Dans la grande pièce, sur les deux battants de la porte d'entrée, deux vues de la nuit éclairée par la lune: l'un de ces kakémonos, signé Yôsaï, n'est qu'un reflet de l'astre dans une eau obscurée, au-dessus de laquelle pendent quelques brindilles lancéolées; l'autre, signé Buntchô, représente, sur un ciel éteint, une pleine lune, sur laquelle montent des tiges de graminées aux fleurs bleuâtres et rougeâtres, dans les vagues et délavées couleurs, que fait la lumière lunaire.
De petits corps de bibliothèques, de la hauteur d'un mètre et demi, sont adossés au mur: l'un contient, sauf quelques brochurettes, toute l'œuvre de Balzac en éditions originales, cartonnées sur brochure. Plusieurs de ces volumes portent des envois d'auteur. L'exemplaire des MARTYRS IGNORÉS, provenant de la vente Dutacq, est l'épreuve corrigée de ce: Fragment du Phédon d'aujourd'hui. Il se trouve une autre épreuve de: La Femme comme il faut, l'article publié dans LES FRANÇAIS PEINTS PAR EUX-MÊMES, avec le bon à tirer de B, terminé par un paraphe en tortil de serpent.

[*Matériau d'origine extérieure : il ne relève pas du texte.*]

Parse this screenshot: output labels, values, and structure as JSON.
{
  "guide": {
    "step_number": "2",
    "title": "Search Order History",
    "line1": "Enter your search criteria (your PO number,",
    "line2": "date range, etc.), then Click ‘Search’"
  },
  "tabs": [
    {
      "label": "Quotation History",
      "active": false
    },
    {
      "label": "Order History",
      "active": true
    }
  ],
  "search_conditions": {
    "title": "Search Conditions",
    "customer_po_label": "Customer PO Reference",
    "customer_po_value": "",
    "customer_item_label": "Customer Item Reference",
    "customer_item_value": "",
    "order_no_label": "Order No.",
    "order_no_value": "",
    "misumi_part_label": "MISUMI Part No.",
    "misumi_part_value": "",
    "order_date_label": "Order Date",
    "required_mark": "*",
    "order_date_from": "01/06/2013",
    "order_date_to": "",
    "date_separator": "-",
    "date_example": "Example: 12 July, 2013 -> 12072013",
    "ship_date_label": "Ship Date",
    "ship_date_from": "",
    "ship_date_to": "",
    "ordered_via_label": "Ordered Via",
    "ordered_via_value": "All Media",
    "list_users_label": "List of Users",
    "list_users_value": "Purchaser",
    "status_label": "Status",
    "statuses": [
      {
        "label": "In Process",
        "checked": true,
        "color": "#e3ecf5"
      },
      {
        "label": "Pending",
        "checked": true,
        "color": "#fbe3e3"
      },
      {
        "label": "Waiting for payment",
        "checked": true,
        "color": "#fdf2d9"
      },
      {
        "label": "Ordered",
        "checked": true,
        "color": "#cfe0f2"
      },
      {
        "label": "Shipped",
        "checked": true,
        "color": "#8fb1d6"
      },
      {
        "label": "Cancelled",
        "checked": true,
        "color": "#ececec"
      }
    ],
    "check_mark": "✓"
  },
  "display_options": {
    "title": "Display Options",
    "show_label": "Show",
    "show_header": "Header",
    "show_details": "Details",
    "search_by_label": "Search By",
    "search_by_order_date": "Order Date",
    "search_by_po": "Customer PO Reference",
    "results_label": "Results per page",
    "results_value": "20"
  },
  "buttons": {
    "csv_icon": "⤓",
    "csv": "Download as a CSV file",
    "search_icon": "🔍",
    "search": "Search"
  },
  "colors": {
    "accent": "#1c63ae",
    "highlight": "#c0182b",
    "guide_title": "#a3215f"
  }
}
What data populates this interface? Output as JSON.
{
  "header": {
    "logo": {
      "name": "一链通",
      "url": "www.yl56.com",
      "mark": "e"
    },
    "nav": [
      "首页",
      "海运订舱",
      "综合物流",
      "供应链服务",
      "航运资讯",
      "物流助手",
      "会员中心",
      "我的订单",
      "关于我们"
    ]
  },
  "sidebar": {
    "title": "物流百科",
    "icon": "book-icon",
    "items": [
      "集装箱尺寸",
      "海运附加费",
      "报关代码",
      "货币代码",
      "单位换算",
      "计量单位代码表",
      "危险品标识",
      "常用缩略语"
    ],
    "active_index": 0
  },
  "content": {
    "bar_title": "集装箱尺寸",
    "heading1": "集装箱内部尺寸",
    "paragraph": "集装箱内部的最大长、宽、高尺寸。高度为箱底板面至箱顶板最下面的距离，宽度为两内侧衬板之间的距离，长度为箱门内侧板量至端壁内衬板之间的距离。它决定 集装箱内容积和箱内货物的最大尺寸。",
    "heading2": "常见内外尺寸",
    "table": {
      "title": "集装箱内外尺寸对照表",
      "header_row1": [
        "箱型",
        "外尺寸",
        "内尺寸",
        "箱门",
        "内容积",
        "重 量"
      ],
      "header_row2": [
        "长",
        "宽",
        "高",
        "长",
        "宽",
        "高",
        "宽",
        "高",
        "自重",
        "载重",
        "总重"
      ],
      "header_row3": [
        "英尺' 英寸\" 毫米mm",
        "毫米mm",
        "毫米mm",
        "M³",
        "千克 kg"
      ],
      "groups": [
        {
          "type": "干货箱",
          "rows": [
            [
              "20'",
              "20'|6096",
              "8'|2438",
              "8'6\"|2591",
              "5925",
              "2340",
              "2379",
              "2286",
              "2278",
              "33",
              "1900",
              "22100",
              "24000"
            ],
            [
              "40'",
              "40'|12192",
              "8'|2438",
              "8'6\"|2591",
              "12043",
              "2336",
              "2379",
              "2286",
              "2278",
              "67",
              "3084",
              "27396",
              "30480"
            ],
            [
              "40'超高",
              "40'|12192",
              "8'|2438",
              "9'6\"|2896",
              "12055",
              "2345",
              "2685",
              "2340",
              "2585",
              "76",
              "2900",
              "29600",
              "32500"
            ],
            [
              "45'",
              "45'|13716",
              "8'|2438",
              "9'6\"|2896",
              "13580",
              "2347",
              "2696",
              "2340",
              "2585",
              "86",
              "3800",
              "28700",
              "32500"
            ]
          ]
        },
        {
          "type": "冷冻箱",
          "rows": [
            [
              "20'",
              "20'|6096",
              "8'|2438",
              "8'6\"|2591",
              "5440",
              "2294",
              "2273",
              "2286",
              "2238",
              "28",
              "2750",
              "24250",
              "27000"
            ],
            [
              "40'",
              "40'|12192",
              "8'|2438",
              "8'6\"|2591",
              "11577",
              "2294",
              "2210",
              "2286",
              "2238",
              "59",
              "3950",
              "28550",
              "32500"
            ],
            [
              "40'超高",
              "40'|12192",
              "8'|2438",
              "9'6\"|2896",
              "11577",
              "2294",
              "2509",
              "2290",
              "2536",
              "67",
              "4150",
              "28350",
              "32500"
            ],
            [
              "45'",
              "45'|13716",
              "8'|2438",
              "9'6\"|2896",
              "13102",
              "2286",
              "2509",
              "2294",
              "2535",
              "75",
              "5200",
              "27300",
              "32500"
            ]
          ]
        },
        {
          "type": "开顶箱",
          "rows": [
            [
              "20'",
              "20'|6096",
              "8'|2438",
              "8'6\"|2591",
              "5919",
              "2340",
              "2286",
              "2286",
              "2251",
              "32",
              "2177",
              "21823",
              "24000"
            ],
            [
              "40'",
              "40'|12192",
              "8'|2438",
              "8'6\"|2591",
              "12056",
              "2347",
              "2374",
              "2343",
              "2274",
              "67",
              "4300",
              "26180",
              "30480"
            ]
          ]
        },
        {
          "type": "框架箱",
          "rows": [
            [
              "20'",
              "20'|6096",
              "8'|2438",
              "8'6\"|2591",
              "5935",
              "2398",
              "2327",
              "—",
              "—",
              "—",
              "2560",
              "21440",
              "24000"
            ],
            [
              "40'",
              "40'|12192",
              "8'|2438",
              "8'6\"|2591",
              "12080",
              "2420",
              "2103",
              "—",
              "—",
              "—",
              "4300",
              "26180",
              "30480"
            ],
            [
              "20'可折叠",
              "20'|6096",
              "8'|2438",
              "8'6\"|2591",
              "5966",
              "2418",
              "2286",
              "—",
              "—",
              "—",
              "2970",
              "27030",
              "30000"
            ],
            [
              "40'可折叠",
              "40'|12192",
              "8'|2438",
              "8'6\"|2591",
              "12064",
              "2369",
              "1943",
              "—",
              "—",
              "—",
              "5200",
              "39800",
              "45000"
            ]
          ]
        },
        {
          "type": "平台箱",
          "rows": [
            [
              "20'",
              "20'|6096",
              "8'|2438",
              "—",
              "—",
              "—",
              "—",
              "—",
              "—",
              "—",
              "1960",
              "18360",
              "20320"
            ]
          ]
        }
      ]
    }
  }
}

Les trois autres corps de bibliothèque renferment des éditions originales de Hugo, de Musset, de Stendhal, mêlées à des éditions originales de contemporains, imprimées sur des papiers de luxe, et contenant une page du manuscrit donné à l'impression. Ainsi les volumes de Daudet, de Zola; ainsi le volume de Renan: SOUVENIRS D'ENFANCE; ainsi le volume de MADAME BOVARY, renfermant une page du pénible manuscrit, toute biffée, toute raturée, toute surchargée de renvois: page donnée par Mme Commanville; ainsi le MARIAGE DE LOTI, contenant la page manuscrite de la dernière lettre de la désolée Rarahu; ainsi l'édition des DIABOLIQUES, de Barbey d'Aurevilly, illustrée d'une page de sa mâle écriture en encre rouge, au bas de laquelle il a jeté une flèche, encore tout imprégnée de poudre d'or,—et au milieu lieu de tous ces imprimés, dévoilant un petit morceau de l'écriture des auteurs, le livre de MA JEUNESSE, de Michelet, contenant, à défaut d'une page du manuscrit, un devoir du temps de son adolescence, sur Marius, en marge duquel, le grand historien a écrit: «M. Villemain m'encouragea vivement, et je pris confiance.»
Un cinquième corps de bibliothèque réunit presque tout entier l'œuvre de Gavarni, qui compte, dans cette collection, près de six cents épreuves avant la lettre. Il est surmonté d'une vitrine, où sont exposés cinq volumes reliés par de grands relieurs.
C'est un exemplaire de MANETTE SALOMON, décoré, sur les plats de la couverture, de deux émaux de Claudius Popelin, représentant la Manette, sur la table à modèle, vue de face, vue de dos.
C'est une réunion de tous les articles écrits sur la mort de mon frère, avec, en tête, les lettres d'affectueuse condoléance de Michelet, de Victor Hugo, de George Sand, de Renan, de Flaubert, de Taine, de Banville, de Seymour-Haden, etc., portant, sur un des plats de la reliure, le profil de mon frère, précieusement dessiné par Popelin, dans l'or de l'émail noir.
C'est une HISTOIRE DE MARIE-ANTOINETTE, dont la reliure de Lortic, est composée d'un semis de fleurs-de-lis d'or, au milieu duquel est encastrée une médaille d'argent, frappée pour son mariage, où se lit: Maria Antonia Gallia Delphina, médaille de la plus grande rareté.
C'est un exemplaire des MAITRESSES DE LOUIS XV, la dernière reliure de Capé, faite en imitation des riches reliures à arabesques fleuronnées du siècle dernier.